Trend 6: 3D printing opens up amazing opportunities for manufacturers (and others)
Related to increasing automation, the invention of 3D printing is disrupting manufacturing, and other industries, in many positive ways. In traditional (subtractive) manufacturing, objects are cut or hollowed out of material, such as metal, using something like a cutting tool. But in 3D printing (also known as additive manufacturing), the object is created by laying down, or adding, layers of material. The materials used in 3D printing can be pretty much anything: plastic, metal, concrete, liquid, powder, even chocolate or human tissue!
With 3D printing, far more complex shapes can be created than in traditional manufacturing – and using less material, too. It also allows for much greater customization of products, without worrying about economies of scale.

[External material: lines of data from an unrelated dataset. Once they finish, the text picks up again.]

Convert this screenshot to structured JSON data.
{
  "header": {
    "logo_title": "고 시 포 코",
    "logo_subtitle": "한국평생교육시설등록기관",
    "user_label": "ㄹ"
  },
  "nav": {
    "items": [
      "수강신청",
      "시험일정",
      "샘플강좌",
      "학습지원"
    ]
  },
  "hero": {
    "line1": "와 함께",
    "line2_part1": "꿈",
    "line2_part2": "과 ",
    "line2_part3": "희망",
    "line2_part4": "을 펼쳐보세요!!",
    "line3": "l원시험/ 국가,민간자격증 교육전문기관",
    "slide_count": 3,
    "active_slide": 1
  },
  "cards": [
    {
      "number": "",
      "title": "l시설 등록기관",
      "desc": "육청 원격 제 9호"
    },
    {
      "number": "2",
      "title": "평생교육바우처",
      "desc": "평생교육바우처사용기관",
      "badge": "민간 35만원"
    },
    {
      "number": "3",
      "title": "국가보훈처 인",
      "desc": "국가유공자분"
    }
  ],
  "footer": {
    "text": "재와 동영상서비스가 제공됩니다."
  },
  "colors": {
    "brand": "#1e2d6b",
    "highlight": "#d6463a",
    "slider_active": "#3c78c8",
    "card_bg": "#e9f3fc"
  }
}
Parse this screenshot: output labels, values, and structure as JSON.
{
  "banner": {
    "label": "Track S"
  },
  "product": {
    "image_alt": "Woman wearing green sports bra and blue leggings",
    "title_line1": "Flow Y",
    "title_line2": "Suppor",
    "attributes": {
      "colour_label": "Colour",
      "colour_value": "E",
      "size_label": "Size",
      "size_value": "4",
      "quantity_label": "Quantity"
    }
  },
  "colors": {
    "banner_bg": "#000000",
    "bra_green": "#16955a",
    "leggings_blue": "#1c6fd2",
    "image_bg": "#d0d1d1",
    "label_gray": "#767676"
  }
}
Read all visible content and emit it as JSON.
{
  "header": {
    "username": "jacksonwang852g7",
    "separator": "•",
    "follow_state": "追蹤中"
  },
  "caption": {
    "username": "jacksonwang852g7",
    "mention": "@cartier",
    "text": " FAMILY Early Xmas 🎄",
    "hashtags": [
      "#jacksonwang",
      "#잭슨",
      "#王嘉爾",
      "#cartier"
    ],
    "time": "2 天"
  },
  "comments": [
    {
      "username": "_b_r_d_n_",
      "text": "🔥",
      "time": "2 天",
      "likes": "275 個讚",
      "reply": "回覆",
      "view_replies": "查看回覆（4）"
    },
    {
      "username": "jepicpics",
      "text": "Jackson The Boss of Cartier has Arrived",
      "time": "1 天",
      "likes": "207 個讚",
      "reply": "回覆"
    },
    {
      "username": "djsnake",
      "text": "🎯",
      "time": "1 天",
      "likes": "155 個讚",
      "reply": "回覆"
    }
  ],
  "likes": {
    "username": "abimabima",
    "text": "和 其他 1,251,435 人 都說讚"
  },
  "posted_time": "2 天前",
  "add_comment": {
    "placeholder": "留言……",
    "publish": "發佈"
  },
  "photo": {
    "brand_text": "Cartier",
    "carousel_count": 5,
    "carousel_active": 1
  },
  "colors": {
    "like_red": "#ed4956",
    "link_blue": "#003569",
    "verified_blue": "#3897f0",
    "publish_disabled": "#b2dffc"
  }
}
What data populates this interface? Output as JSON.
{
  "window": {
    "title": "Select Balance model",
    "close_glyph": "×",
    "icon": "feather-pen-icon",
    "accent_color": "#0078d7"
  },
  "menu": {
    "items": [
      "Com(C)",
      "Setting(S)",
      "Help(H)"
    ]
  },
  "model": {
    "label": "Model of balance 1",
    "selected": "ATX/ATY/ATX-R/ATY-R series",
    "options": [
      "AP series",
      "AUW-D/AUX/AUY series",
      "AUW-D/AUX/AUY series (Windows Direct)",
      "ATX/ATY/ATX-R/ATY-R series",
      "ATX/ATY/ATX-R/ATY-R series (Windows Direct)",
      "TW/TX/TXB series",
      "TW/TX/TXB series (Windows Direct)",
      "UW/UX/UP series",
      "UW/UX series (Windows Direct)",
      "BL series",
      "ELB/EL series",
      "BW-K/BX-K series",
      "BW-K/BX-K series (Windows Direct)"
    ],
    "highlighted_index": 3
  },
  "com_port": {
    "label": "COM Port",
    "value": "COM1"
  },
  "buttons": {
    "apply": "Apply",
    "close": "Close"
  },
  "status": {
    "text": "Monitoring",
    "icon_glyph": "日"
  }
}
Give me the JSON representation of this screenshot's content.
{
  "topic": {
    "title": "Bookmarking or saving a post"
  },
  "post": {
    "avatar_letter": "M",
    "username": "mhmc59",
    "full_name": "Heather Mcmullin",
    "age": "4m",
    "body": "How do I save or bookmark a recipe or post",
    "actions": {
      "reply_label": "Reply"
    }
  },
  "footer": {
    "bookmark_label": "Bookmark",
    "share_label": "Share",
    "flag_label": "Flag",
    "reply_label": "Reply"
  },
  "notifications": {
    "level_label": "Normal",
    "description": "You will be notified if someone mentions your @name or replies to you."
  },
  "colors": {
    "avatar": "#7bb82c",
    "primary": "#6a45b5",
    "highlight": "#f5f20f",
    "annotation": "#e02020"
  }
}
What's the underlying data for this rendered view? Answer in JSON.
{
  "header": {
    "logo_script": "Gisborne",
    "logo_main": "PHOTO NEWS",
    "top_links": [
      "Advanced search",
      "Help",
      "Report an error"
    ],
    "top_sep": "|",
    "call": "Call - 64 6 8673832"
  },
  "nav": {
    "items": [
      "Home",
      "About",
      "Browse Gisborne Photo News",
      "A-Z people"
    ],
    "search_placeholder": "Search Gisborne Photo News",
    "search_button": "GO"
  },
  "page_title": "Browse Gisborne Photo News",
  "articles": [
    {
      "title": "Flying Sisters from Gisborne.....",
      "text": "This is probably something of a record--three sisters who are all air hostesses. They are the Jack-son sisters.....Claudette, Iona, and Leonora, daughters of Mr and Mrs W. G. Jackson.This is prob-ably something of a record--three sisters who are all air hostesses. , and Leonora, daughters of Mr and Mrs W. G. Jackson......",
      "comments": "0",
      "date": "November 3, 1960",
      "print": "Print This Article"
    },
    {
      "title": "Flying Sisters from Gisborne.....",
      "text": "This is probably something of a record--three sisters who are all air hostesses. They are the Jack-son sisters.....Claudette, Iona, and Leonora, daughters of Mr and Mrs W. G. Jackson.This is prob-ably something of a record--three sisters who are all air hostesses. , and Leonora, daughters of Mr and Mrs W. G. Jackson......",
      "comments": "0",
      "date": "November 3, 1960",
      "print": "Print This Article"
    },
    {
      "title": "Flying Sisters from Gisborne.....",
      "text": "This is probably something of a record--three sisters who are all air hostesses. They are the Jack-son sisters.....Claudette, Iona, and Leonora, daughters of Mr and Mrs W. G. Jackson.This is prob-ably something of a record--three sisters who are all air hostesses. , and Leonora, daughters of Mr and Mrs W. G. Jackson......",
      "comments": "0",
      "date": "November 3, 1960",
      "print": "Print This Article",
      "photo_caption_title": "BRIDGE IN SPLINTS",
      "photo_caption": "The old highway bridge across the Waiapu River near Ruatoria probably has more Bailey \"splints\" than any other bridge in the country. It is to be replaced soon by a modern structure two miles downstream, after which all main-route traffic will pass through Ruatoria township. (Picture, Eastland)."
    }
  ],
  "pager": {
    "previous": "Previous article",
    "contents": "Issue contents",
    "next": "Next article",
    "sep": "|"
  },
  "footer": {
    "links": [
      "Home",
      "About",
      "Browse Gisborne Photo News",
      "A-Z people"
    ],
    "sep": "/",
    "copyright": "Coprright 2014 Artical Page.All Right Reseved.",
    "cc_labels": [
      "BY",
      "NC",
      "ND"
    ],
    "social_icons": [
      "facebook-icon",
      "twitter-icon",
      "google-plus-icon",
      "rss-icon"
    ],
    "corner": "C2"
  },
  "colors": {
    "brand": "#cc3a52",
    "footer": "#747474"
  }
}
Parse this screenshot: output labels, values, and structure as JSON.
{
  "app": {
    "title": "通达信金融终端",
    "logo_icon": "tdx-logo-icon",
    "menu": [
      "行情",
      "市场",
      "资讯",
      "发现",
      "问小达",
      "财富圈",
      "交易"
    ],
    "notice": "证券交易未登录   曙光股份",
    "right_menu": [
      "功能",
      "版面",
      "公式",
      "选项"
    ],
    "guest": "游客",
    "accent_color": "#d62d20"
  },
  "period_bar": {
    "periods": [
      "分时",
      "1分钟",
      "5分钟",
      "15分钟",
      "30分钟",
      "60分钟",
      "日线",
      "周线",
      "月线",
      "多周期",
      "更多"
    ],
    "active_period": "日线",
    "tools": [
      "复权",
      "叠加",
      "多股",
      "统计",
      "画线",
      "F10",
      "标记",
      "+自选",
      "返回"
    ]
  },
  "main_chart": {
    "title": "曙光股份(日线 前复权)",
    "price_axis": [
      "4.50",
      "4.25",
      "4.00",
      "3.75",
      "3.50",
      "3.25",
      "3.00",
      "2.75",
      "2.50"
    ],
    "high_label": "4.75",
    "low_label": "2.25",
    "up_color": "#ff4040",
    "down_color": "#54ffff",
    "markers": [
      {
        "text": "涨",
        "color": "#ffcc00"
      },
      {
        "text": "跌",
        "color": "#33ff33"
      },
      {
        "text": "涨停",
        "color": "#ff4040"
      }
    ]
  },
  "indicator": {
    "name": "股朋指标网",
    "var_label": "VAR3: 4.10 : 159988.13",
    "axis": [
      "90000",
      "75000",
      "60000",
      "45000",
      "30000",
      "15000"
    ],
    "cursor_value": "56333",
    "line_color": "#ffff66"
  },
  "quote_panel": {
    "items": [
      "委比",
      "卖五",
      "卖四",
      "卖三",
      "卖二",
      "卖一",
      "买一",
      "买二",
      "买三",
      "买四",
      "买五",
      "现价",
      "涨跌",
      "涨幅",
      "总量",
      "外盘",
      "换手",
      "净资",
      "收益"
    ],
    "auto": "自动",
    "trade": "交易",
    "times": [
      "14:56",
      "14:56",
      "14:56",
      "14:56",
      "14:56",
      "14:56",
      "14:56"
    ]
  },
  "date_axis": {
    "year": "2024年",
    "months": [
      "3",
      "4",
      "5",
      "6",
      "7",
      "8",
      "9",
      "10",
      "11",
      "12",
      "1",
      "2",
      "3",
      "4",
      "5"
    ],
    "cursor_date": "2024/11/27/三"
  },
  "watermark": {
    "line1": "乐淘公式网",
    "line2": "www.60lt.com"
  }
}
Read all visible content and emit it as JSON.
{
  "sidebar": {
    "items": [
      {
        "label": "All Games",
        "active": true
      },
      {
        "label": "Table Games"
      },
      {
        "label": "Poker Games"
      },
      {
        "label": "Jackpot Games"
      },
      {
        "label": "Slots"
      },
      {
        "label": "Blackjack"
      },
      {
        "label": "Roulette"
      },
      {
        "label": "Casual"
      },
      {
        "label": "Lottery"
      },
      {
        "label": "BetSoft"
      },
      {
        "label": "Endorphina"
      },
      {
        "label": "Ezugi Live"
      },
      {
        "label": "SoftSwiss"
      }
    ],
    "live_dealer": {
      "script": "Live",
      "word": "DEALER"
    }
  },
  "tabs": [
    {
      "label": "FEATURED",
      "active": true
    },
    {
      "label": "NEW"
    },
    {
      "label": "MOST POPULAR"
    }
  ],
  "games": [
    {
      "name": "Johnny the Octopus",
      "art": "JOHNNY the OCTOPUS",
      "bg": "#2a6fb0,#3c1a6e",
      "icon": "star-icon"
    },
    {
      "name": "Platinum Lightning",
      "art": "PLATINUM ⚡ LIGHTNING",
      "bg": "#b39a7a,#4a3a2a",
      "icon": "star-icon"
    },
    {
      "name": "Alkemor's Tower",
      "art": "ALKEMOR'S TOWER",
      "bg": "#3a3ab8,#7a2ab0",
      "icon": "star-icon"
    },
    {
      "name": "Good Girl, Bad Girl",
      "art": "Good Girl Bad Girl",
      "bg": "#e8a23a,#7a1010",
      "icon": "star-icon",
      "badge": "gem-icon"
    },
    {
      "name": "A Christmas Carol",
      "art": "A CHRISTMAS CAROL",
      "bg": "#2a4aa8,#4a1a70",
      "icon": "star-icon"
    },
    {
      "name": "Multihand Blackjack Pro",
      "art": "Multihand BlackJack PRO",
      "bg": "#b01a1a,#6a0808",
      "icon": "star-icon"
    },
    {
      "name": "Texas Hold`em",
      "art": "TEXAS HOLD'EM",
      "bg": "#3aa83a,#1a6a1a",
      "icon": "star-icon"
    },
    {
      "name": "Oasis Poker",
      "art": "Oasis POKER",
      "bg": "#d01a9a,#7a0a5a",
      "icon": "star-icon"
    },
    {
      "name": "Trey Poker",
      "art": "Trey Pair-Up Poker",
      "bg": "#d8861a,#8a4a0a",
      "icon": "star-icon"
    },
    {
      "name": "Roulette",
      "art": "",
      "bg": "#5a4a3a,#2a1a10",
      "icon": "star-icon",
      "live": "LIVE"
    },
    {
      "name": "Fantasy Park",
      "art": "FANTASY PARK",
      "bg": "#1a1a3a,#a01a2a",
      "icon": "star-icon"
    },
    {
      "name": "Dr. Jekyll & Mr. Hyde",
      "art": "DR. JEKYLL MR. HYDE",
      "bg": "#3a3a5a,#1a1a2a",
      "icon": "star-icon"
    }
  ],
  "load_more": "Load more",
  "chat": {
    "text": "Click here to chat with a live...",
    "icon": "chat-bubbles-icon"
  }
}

Trend 7: We’re interacting with technology in very different ways
The way we interact with technology has changed dramatically in recent years – and is still changing. Thanks to smart phones and tablets, we can carry out a whole range of tasks on the move simply by touching a screen. Mobile web usage has increased to the point where, in 2016, it overtook web usage through traditional computers. Google has also confirmed that searches on mobile devices now outstrip desktop searches.
We’re also talking to our devices, using voice searches via Siri and the like. Estimates suggest that, by 2020, 50 percent of all searches will be voice searches, and around 30 percent will involve no screen whatsoever. As a result, all kinds of businesses are gradually integrating their products with the likes of Siri, Alexa and Google Assistant. For example, Alexa is being integrated into BMWs from 2018..
Trend 8: Platforms are the way forward for businesses
A platform is essentially a network (digital or physical) that creates value for participants by facilitating connections and exchanges between people for services, products or information. The platform is rarely the actual service provider; instead, it acts as a facilitator for the crowd, making interactions possible, easy, and safe for participants.
Platforms have given rise to businesses like Airbnb, Uber and Amazon, and are also the foundation of what Facebook and Twitter do. However, platforms offer growth opportunities across all kinds of businesses, industries and sectors – not just tech companies. Even long-running businesses with more traditional business models, like Ford, are beginning to develop platform strategies.